To implement a vector space with a Python class:
Import MathClass vectorcompare: #计算矢量大小 def magnitude (self,concordance): Total = 0 for Word,count in concordance . Iteritems (): total + = Count * * 2 return math.sqrt (total) #计算矢量之间的 cos value def relation (Self,concordance1, Concorda NCE2): relevance = 0 topvalue = 0 for Word, count in Concordance1.iteritems (): if Concordance2.has_key ( Word): Topvalue + = Count * Concordance2[word] return topvalue/(Self.magnitude (Concordance1) * Self.magnitude ( CONCORDANCE2))
It compares two Python dictionary types and outputs their similarity (denoted by 0~1 numbers)
Put the previous content together
There are a large number of verification code to extract a single character picture as a training set of work, but as long as there is a good read above the students must know how to do the work, here is omitted. You can use the provided training collection directly to do the following.

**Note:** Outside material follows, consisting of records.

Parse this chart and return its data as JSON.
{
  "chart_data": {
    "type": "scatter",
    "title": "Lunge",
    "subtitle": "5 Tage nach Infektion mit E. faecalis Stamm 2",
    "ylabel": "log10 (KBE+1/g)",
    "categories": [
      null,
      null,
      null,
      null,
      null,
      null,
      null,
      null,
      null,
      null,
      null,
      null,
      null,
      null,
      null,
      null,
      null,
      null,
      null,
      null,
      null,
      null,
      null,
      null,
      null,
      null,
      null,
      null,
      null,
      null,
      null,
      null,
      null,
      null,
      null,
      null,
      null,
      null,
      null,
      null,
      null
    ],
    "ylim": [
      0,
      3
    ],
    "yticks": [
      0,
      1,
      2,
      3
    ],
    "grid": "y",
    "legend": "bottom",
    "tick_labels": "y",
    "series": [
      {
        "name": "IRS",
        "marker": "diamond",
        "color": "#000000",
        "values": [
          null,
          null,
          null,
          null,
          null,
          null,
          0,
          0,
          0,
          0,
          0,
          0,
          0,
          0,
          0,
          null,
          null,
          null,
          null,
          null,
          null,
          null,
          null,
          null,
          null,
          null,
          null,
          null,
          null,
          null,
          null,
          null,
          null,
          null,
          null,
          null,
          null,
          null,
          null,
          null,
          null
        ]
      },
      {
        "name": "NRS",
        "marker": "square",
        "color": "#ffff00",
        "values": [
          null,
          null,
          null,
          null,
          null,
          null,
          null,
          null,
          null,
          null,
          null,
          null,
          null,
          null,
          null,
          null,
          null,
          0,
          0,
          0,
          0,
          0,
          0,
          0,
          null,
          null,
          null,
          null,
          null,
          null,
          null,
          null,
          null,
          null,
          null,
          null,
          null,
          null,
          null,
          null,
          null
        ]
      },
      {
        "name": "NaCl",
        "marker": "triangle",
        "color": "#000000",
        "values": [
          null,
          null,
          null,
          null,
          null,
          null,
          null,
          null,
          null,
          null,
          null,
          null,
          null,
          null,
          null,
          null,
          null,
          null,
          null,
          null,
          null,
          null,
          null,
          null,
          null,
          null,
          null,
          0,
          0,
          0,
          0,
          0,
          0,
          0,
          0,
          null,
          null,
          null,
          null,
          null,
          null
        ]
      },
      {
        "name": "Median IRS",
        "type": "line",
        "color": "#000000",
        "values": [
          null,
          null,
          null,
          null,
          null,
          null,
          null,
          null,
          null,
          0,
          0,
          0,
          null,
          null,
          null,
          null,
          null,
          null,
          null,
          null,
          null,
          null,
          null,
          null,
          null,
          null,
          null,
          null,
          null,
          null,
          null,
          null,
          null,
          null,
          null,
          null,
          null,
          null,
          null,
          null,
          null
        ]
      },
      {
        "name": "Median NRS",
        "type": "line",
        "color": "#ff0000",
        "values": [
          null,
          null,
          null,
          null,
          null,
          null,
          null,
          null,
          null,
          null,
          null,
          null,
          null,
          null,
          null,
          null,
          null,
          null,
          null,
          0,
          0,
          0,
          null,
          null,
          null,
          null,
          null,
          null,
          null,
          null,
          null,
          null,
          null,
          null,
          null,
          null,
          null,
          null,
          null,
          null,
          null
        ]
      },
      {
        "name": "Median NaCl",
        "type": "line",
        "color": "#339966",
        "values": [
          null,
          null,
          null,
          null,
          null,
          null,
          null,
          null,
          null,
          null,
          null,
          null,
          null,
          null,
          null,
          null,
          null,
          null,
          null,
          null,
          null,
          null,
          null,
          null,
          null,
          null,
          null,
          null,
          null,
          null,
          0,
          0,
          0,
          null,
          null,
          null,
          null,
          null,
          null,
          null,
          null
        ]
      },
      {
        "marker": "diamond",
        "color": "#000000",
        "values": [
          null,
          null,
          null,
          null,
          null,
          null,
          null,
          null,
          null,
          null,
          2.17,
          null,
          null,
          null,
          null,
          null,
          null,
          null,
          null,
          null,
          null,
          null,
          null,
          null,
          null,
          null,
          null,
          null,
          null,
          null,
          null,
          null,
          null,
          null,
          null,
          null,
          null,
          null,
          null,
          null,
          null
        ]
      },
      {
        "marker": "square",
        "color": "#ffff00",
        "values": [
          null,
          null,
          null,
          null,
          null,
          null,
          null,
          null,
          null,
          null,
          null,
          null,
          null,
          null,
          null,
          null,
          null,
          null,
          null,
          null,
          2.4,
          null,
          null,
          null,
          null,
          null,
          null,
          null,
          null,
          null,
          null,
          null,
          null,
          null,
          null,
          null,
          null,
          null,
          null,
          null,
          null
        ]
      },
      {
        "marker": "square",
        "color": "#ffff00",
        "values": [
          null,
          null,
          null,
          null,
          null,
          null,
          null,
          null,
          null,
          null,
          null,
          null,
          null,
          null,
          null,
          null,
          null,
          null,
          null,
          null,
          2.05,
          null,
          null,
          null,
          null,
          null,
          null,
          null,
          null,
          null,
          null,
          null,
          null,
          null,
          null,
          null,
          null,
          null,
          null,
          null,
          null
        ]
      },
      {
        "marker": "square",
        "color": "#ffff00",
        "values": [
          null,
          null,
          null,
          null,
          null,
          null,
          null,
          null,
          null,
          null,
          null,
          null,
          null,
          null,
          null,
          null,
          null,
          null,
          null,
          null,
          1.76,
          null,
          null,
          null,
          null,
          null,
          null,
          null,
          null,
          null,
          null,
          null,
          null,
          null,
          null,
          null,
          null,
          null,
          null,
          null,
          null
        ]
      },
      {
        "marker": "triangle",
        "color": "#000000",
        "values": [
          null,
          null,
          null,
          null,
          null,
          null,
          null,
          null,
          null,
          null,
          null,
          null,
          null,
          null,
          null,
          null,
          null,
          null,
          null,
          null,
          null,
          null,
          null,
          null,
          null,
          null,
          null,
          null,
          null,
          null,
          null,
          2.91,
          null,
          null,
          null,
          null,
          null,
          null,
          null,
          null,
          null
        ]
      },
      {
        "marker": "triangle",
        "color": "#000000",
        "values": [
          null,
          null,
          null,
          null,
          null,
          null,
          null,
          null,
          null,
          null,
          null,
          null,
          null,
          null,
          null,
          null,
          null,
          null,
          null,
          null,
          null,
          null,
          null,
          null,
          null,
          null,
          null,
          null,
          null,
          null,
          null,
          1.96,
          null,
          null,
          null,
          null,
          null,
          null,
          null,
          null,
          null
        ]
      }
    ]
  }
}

The IconSet directory is our training set.
Last additions:
#将图片转换为矢量def buildvector (IM): D1 = {} count = 0 for I in Im.getdata (): D1[count] = i count + = 1 return d1v = Vecto Rcompare () IconSet = [' 0 ', ' 1 ', ' 2 ', ' 3 ', ' 4 ', ' 5 ', ' 6 ', ' 7 ', ' 8 ', ' 9 ', ' 0 ', ' a ', ' B ', ' C ', ' d ', ' e ', ' f ', ' g ', ' h ', ' I ', ' j ', ' K ', ' l ' , ' m ', ' n ', ' o ', ' P ', ' Q ', ' R ', ' s ', ' t ', ' u ', ' V ', ' w ', ' x ', ' y ', ' z '] #加载训练集imageset = []for letter in Iconset:for img in Os.listdir ('./iconset/%s/'% (letter)): temp = [] if img! = "THUMBS.DB" and img! = ". Ds_store ": temp.append (Buildvector (Image.open ("./iconset/%s/%s "% (letter,img))) Imageset.append ({ Letter:temp}) Count = 0# to cut the captcha picture for the letter in letters:m = HASHLIB.MD5 () im3 = Im2.crop ((letter[0], 0, letter[1],im2.si ZE[1]) guess = [] #将切割得到的验证码小片段与每个训练片段进行比较 for image in ImageSet: for x, y in Image.iteritems (): If Len (y)! = 0:< C8/>guess.append ((V.relation (Y[0],buildvector (IM3)), x)) Guess.sort (reverse=true) print "", guess[0] count + = 1
Get results
Everything is ready, run our code and try it:
Python crack.py
Output
(0.96376811594202894, ' 7 ') (0.96234028545977002, ' s ') (0.9286884286888929, ' 9 ') (0.98350370609844473, ' t ') (0.96751165072506273, ' 9 ') (0.96989711688772628, ' J ')
It's a positive solution, good work.
Summarize
The above is the entire content of this article, I hope that the content of this article on everyone's study or work can bring certain help, if there is doubt you can message exchange.